[PATCH v2 2/3] sched/core: Forced idle accounting per-cpu

From: Cruz Zhao
Date: Tue Jan 11 2022 - 04:56:21 EST


Accounting for "forced idle" time per cpu, which is the time a cpu is
forced to idle by its SMT sibling.

As it's not accurate to measure the capacity loss only by cookie'd forced
idle time, and it's hard to trace the forced idle time caused by all the
uncookie'd tasks, we account the forced idle time from the perspective of
the cpu.

Forced idle time per cpu is displayed via /proc/schedstat, we can get the
forced idle time of cpu x from the 10th column of the row for cpu x. The
unit is ns. It also requires that schedstats is enabled.

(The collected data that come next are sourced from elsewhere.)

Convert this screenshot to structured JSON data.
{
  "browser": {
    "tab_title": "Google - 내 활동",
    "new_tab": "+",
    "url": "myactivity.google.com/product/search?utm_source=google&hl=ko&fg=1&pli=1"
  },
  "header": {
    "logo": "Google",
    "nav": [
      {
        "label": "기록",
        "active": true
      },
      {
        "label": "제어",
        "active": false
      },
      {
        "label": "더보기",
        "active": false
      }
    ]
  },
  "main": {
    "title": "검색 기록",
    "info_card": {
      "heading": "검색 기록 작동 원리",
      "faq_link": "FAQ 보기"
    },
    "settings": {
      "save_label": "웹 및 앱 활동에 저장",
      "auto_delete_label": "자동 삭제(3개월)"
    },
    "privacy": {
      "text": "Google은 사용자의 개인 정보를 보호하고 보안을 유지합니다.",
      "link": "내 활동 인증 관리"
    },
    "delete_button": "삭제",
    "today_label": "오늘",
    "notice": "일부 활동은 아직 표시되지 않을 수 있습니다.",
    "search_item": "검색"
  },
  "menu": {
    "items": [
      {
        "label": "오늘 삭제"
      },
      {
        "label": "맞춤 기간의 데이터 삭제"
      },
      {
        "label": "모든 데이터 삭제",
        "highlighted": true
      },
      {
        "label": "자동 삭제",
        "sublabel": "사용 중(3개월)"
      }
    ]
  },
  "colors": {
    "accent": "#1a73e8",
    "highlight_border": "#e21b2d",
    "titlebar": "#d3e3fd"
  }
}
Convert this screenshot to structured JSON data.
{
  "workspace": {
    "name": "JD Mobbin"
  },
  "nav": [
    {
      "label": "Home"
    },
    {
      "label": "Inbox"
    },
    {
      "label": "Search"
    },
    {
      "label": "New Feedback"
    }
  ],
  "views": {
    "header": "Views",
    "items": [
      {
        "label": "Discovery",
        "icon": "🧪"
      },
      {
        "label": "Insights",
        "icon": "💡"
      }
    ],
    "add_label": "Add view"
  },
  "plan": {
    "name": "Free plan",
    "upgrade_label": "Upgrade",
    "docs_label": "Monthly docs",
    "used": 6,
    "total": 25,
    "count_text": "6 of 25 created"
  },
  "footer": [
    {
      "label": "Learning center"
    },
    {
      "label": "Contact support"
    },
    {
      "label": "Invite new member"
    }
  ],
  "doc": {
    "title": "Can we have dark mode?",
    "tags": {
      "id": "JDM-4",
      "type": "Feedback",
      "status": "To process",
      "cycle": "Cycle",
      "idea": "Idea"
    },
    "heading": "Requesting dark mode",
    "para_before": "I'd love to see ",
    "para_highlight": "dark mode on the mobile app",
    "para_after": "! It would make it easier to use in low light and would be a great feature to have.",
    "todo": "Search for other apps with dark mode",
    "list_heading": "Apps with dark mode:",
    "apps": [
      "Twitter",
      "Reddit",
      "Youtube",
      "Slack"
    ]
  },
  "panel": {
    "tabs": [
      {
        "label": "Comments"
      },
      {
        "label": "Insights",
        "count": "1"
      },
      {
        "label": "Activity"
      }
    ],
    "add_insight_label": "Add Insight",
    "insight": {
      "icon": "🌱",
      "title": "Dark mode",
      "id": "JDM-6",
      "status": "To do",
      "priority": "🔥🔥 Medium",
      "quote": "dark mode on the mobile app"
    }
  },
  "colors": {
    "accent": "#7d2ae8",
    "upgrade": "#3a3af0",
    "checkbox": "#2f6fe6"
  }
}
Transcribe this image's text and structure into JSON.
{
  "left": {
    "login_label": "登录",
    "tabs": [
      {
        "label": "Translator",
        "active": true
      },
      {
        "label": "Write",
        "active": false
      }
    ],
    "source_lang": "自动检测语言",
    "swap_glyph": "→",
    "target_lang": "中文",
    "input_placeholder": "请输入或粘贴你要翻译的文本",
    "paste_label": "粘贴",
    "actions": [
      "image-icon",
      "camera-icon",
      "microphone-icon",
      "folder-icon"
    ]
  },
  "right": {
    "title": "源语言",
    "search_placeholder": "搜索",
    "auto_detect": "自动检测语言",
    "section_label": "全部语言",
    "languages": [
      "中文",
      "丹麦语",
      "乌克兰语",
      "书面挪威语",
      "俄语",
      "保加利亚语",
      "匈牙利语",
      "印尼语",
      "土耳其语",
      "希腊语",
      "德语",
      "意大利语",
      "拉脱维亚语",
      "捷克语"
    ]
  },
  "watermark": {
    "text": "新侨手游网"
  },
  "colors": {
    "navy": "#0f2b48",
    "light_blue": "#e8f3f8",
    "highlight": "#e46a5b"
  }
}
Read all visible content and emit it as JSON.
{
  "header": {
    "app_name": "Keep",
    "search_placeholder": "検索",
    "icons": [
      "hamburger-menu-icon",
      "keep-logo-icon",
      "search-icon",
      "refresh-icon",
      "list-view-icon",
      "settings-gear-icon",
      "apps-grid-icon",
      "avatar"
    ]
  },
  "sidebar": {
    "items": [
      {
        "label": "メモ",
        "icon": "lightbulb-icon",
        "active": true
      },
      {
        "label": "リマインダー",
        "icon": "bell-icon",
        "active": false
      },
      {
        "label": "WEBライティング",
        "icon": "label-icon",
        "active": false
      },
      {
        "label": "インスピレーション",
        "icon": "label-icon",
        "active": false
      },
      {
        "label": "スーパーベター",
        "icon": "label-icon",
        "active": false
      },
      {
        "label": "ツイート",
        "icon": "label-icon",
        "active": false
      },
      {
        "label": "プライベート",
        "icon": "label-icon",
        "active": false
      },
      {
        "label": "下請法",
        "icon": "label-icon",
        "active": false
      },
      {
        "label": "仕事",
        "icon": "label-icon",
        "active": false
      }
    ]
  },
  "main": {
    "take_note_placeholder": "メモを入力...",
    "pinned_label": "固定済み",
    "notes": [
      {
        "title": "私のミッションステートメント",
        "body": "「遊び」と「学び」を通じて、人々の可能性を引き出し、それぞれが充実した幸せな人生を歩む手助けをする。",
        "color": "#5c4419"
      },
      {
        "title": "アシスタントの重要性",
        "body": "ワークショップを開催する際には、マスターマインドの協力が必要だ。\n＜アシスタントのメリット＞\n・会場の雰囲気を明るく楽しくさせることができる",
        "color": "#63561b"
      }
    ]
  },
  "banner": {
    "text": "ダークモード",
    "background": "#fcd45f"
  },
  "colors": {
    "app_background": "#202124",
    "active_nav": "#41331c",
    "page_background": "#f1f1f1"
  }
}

Signed-off-by: Cruz Zhao <CruzZhao@xxxxxxxxxxxxxxxxx>
---
kernel/sched/core.c | 7 ++++++-
kernel/sched/core_sched.c | 7 +++++--
kernel/sched/sched.h | 4 ++++
kernel/sched/stats.c | 17 +++++++++++++++--
4 files changed, 30 insertions(+), 5 deletions(-)

diff --git a/kernel/sched/core.c b/kernel/sched/core.c
index e8187e7..a224b916 100644
--- a/kernel/sched/core.c
+++ b/kernel/sched/core.c
@@ -285,8 +285,10 @@ static void __sched_core_flip(bool enabled)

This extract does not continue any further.